Au milieu d’une platitude télévisuelle ambiante à laquelle nous nous sommes hélas habitués durant le mois du ramadan, un très beau feuilleton s’est distingué cette année sur la chaîne nationale Wataniya 1 : ‘‘El Maestro’’, qui a réussi à rehausser le niveau du paysage télévisuel.
Par Fawz Ben Ali
Alors que les feuilletons, les sitcoms et autres TV-shows nous font de plus en plus regretter ce passage obligé devant le petit écran durant les soirées ramadanesques (histoires et sujets surconsommés, drames cousus de fil blanc, humour grossier…), le feuilleton ‘‘El Maestro’’ de Lassaad Oueslati a réussi à rehausser le niveau du paysage télévisuel et à réconcilier les spectateurs avec le petit écran grâce à un travail raffiné, engagé et touchant.

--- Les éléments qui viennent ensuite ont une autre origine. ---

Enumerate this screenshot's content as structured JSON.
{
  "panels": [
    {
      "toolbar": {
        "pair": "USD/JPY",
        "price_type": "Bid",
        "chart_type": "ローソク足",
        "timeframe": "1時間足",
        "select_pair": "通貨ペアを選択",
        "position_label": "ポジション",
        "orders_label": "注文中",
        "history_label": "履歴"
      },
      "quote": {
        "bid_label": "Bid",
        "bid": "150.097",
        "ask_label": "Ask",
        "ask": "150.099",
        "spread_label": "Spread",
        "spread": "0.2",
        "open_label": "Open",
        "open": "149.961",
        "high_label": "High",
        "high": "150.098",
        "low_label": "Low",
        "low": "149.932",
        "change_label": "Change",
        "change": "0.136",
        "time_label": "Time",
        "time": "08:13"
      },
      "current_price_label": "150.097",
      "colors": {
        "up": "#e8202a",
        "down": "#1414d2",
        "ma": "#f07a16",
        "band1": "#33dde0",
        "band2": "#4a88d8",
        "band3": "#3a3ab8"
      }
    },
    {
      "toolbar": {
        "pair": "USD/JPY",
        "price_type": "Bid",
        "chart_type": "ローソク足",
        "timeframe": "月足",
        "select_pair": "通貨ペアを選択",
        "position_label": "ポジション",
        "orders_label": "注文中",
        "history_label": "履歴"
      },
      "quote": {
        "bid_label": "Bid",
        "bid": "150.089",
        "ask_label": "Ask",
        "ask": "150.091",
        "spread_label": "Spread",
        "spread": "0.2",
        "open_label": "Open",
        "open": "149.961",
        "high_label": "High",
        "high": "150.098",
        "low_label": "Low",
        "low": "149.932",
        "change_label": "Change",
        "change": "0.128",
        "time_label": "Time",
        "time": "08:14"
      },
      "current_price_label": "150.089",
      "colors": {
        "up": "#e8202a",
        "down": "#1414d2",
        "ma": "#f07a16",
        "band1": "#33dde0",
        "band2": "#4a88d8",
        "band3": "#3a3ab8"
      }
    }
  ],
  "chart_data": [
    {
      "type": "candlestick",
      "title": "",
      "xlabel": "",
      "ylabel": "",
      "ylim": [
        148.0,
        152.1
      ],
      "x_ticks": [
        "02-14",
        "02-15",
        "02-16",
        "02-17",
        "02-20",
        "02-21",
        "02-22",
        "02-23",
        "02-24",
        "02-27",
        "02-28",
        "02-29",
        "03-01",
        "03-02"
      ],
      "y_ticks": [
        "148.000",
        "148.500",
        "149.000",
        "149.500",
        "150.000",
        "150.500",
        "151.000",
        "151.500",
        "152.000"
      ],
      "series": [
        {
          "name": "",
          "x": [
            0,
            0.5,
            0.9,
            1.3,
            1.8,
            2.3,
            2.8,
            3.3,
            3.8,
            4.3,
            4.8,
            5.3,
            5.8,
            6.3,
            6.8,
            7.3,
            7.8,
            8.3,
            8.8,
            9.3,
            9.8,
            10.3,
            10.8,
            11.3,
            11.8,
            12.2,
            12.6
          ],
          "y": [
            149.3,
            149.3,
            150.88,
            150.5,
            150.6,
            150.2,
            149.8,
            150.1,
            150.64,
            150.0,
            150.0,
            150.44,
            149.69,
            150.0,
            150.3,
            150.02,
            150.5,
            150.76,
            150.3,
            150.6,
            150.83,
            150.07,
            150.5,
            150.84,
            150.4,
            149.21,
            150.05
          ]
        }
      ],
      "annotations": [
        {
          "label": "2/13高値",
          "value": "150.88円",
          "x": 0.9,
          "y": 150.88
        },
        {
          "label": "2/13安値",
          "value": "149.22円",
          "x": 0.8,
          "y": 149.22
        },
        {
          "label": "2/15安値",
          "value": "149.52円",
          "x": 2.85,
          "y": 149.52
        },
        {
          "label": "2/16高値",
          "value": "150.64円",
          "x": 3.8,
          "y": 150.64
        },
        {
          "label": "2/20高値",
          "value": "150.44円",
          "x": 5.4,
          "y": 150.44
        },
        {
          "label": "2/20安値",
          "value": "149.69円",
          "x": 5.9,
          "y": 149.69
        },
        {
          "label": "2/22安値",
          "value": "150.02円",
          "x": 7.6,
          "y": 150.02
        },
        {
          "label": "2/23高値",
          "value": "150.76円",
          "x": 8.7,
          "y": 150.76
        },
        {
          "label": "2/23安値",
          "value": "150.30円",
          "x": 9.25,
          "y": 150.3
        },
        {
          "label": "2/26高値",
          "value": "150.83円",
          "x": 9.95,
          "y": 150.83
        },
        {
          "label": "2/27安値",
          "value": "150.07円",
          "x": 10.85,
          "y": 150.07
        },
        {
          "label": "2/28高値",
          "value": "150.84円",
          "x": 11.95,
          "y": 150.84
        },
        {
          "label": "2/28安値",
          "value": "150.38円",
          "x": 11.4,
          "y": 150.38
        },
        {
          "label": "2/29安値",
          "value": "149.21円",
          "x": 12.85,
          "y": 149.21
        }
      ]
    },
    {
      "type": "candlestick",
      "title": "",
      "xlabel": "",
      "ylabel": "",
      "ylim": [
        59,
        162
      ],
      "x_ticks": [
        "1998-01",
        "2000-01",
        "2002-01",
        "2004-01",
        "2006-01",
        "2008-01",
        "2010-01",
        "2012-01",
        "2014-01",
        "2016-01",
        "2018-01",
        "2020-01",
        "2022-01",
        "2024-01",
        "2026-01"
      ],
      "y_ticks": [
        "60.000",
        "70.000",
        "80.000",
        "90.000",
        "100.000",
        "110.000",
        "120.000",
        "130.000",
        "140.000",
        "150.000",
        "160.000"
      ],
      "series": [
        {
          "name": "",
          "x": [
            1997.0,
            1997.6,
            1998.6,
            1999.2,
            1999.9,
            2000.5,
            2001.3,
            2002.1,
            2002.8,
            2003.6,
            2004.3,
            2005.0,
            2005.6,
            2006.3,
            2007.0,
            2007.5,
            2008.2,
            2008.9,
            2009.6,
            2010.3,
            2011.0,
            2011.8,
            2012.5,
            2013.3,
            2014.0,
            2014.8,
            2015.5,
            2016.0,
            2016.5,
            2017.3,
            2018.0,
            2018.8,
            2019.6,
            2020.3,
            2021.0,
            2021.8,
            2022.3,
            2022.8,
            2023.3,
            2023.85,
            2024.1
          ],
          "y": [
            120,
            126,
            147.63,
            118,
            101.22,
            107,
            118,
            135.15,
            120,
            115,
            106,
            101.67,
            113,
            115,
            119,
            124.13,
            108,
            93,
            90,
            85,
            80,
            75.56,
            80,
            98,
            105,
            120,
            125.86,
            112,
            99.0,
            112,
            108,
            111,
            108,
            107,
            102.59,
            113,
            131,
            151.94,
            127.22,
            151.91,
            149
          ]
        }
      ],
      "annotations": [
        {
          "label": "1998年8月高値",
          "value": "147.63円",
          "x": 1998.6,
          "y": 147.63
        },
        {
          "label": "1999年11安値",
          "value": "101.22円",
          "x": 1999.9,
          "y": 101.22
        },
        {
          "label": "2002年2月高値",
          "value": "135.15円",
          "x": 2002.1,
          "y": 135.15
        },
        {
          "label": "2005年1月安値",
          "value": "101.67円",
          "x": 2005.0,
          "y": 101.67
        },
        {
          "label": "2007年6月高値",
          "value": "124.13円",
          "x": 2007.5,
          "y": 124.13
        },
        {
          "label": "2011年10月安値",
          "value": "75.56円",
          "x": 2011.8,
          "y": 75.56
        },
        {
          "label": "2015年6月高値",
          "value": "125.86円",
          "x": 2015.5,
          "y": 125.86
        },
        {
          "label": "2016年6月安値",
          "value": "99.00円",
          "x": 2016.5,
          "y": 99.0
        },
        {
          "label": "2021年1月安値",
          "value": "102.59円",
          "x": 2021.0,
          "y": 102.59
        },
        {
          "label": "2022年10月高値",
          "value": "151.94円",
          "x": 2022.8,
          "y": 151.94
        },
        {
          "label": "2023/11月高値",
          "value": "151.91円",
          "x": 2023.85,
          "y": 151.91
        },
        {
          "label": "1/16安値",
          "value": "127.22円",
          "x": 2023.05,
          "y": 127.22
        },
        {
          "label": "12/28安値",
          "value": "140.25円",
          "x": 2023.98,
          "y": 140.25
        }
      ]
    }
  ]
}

Immersion au cœur de deux centres de rééducation pour mineurs
Vers 20h du soir, peu de temps après la rupture du jeûne, l’audience de la télévision nationale atteint son summum avec le rendez-vous quotidien de la diffusion de ce feuilleton, une perle télévisuelle autant sur le plan technique, artistique, qu’émotionnel. Il s’agit d’une immersion au cœur de deux établissements de rééducation pour mineurs délinquants et l’histoire d’un professeur de musique qui croit au pouvoir miraculeux de l’art et de la musique en particulier pour faire de ces jeunes délinquants de meilleures personnes.
Dès les premiers épisodes, on ne peut s’empêcher de penser au célèbre film français ‘‘Les choristes’’ (2004) qui raconte une histoire très semblable; mais la genèse du feuilleton tunisien est née d’une histoire vraie vécue par le musicien et compositeur tunisien Riadh Fehri et qui a inspiré la réalisation d’‘‘El Maestro’’.
Le feuilleton est porté par un casting de premier choix avec Dorra Zarrouk qui cartonne en ce moment en Egypte, Fathi Haddaoui toujours aussi magistral, Wajiha Jendoubi dans excellent un rôle secondaire, Ghanem Zrelli qu’on avait adoré dans ‘‘La belle et la meute’’ ou encore ‘‘Thala mon amour’’ et qu’on découvre dans un tout autre registre, et puis le maestro Ahmed Hafiane, vedette du feuilleton, qui ne cesse de nous impressionner avec sa justesse de jeu, auréolé dernièrement de plusieurs prix pour son interprétation dans ‘‘Fatwa’’ (Tanit d’or des JCC 2018). Mais ‘‘El Maestro’’ met aussi en vedette un grand nombre de jeunes talents dont beaucoup y jouent leurs tout premiers rôles.
La musique est un rempart contre le repli sur soi, la violence et l’extrémisme
Tout commence quand Hatem, un musicien virtuose qui a raté sa carrière et qui se trouve contraint de jouer dans des restaurants pour gagner sa vie, est appelé un jour à animer un club de musique dans un établissement pénitencier pour mineurs. Malgré la réticence des détenus et le scepticisme des responsables du lieu, le musicien repère le potentiel énorme en ces jeunes; car l’idée principale que défend le feuilleton est que la musique est loin d’être un simple outil de divertissement, mais une nécessité et un rempart de taille contre le repli sur soi, la violence et l’extrémisme.
‘‘El Maestro’’, qui dure 20 épisodes, dénonce les vieilles méthodes d’autorité excessive, la discipline impitoyable et tout un système d’éducation ou de rééducation oppressif et archaïque qu’on continue de défendre et qui ne fait qu’alimenter la frustration des jeunes.
Chaque épisode nous renvoie une charge émotionnelle avec ces jeunes personnages attachants victimes de système éducatif défaillant ou de parents ayant manqué à leur responsabilité; des histoires de maltraitances, de violences, de misère, de mères célibataires, de harcèlement sexuel, ou encore de radicalisation…
Au fil des cours de musique, le professeur réussit à adoucir les turbulences de ces jeunes aux âmes meurtries et à leur transmettre sa passion; la prison n’est plus une fatalité car il suffit d’un encadrement intelligent pour que la délinquance et la criminalité laissent place à des changements considérables.
Ce feuilleton inspiré d’une histoire vraie est une belle leçon de vie et une invitation à repenser le système éducatif et à remettre en question les méthodes utilisées dans les établissements pénitenciers.
Un sujet original et actuel à la fois, un casting de choc, un scénario solide, des dialogues justes, et une musique omniprésente proposée par Riadh Fehri pour rehausser le tout, sont tant d’ingrédients qui font la réussite de ce beau projet qui mérite d’être vu.